L’étude de la philosophie, du moins dans le passé, a consisté à poser des questions qui, à première vue, semblent, disons, hors de propos. Après tout, est-il vraiment si important de savoir « si un navire qui a été restauré en remplaçant chaque pièce en bois » reste le même navire ? C'est la question que Plutarque a posée dans la Vie de Thésée et est devenu par la suite connu sous le nom de paradoxe de Thésée. De manière plus générale, la question est de savoir si « un objet dont tous les composants ont été remplacés reste fondamentalement le même objet . » ( Le navire de Thésée, Wikipédia )
On pourrait demander la même chose aux microservices qui, appliqués à des applications monolithiques existantes, cherchent essentiellement à restaurer l’application en remplaçant des fonctions par des services complémentaires. Les fonctions sont petites (ou devraient l’être) par conception, et le terme « micro » est donc appliqué aux services découplés qui en résultent. Les différences entre les deux peuvent être perçues en termes de communication. Dans une application monolithique, les fonctions sont invoquées en référençant une adresse spécifique en mémoire. Dans une application basée sur des microservices, les fonctions (services) sont appelées en référençant une adresse IP spécifique dans le réseau.
Conceptuellement, les deux sont identiques, seul le mécanisme d’invocation des composants fonctionnels individuels diffère. Un diagramme résultant montrerait essentiellement peu de différence, si ce n’est que la « boîte » du monolithe est un serveur unique et la « boîte » des microservices est l’ensemble du centre de données. L’un utilise l’adressage localisé, l’autre l’adressage réseau. Le code de chacune de ces fonctions pourrait être exactement le même, tout comme le bois du navire de Thésée.
Mais ses fonctions commerciales restent cohérentes et, en fait, si nous avons correctement décomposé l'application, l'utilisateur ne devrait voir aucune différence perceptible entre les deux. On pourrait soutenir que du point de vue du passager du navire de Thésée, il n’y a aucune différence entre les deux. Il ne devrait pas y en avoir.

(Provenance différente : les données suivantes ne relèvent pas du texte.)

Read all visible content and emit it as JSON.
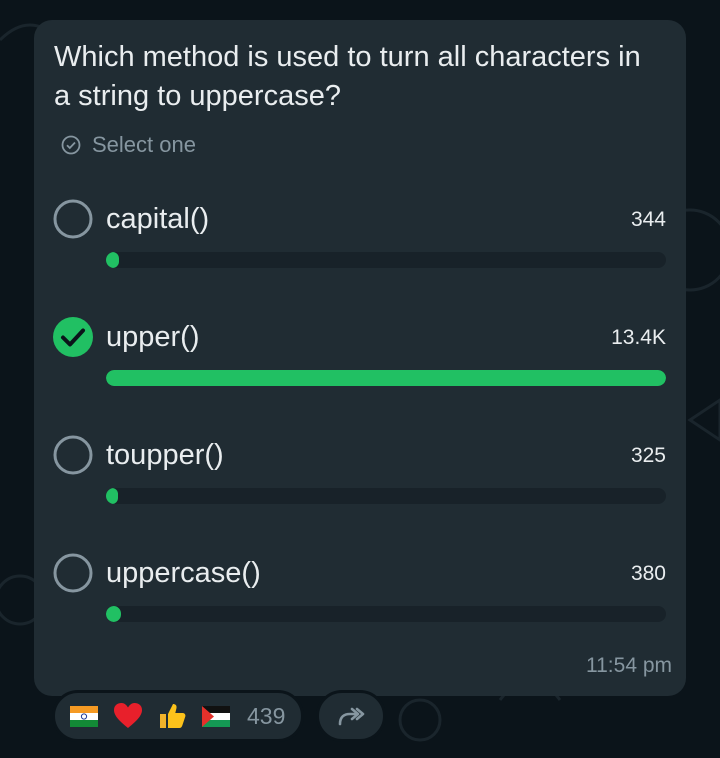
{
  "poll": {
    "question": "Which method is used to turn all characters in a string to uppercase?",
    "hint": "Select one",
    "options": [
      {
        "label": "capital()",
        "count": "344",
        "fraction": 0.023,
        "selected": false
      },
      {
        "label": "upper()",
        "count": "13.4K",
        "fraction": 1.0,
        "selected": true
      },
      {
        "label": "toupper()",
        "count": "325",
        "fraction": 0.022,
        "selected": false
      },
      {
        "label": "uppercase()",
        "count": "380",
        "fraction": 0.026,
        "selected": false
      }
    ],
    "time": "11:54 pm"
  },
  "reactions": {
    "emojis": [
      "india-flag",
      "red-heart",
      "thumbs-up",
      "palestine-flag"
    ],
    "count": "439"
  },
  "colors": {
    "accent": "#21c063",
    "bubble": "#202c33",
    "background": "#0b141a",
    "text": "#e9edef",
    "muted": "#8696a0"
  }
}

Mais les philosophes ont tendance à creuser plus profondément, et, comme eux, nous devons le faire aussi, car la différence entre une application monolithique et une application basée sur des microservices est, en fait, assez importante pour les opérations.
Les microservices simplifient de nombreux aspects du processus de développement d’applications, mais créent ainsi une grande complexité opérationnelle. Le nombre de connexions réseau entre les différentes parties d'une application basée sur des microservices nécessite nécessairement une surcharge associée à la gestion des différentes caractéristiques réseau requises : Adresses IP, VLAN, tables NAT et plus encore. L'évolutivité devient également un défi que même Dijkstra pourrait trouver frustrant, car le placement des microservices et du service d'équilibrage de charge a un impact très réel sur les performances en fonction du nombre de segments du réseau à parcourir.
Des politiques supplémentaires sont soudainement nécessaires, car les politiques de sécurité applicables à un service qui accède directement à une source de données sensibles ne sont pas celles qui sont nécessaires pour sécuriser un autre service qui gère les préférences ou l’état de session. Le réseau résultant de politiques de micro-sécurité offre certainement bon nombre des mêmes avantages que les microservices eux-mêmes, à savoir un contrôle plus précis et une sorte de simplicité élégante, mais devient en même temps un cauchemar opérationnel car les politiques doivent soudainement évoluer avec les services, où qu'elles apparaissent dans l'architecture.
Le déploiement devient également soudainement exponentiellement plus difficile, comme passer d'une simple danse en boîte à pas au flamenco plus compliqué, avec beaucoup plus de pas et beaucoup plus de mouvements sur la piste de danse (centre de données). L’orchestration et l’automatisation deviennent une exigence pour garantir la cohérence et la prévisibilité nécessaires pour mettre toutes les pièces en place au bon moment.
Les responsables de la fourniture de ces services de réseau et de sécurité pour les applications doivent reconnaître que le navire n’est pas le même, quelle que soit la vue à mille cinq cents mètres. Cela semble simple : une application est simplement remplacée par dix services. Voilà ! L'application a été recréée, tout comme le navire de Thésée. Mais du point de vue opérationnel, ce navire n’est pas du tout le même. Les jonctions (intégration) du nouveau navire sont complètement différentes, ce qui peut modifier la friction créée contre la mer (réseau) et avoir tendance à faire naviguer le navire plus lentement.
Les microservices sont encore émergents. Ils ne prennent pas le contrôle du monde (pour l’instant), mais il est important de reconnaître que ce n’est pas aussi simple que de démolir le navire de Thésée et de le reconstruire. Les équipes d’exploitation des services de réseau et de sécurité doivent adopter le point de vue du philosophe plutôt que celui du passager (utilisateur), car l’impact sur le réseau et sur la sécurité est très, très différent.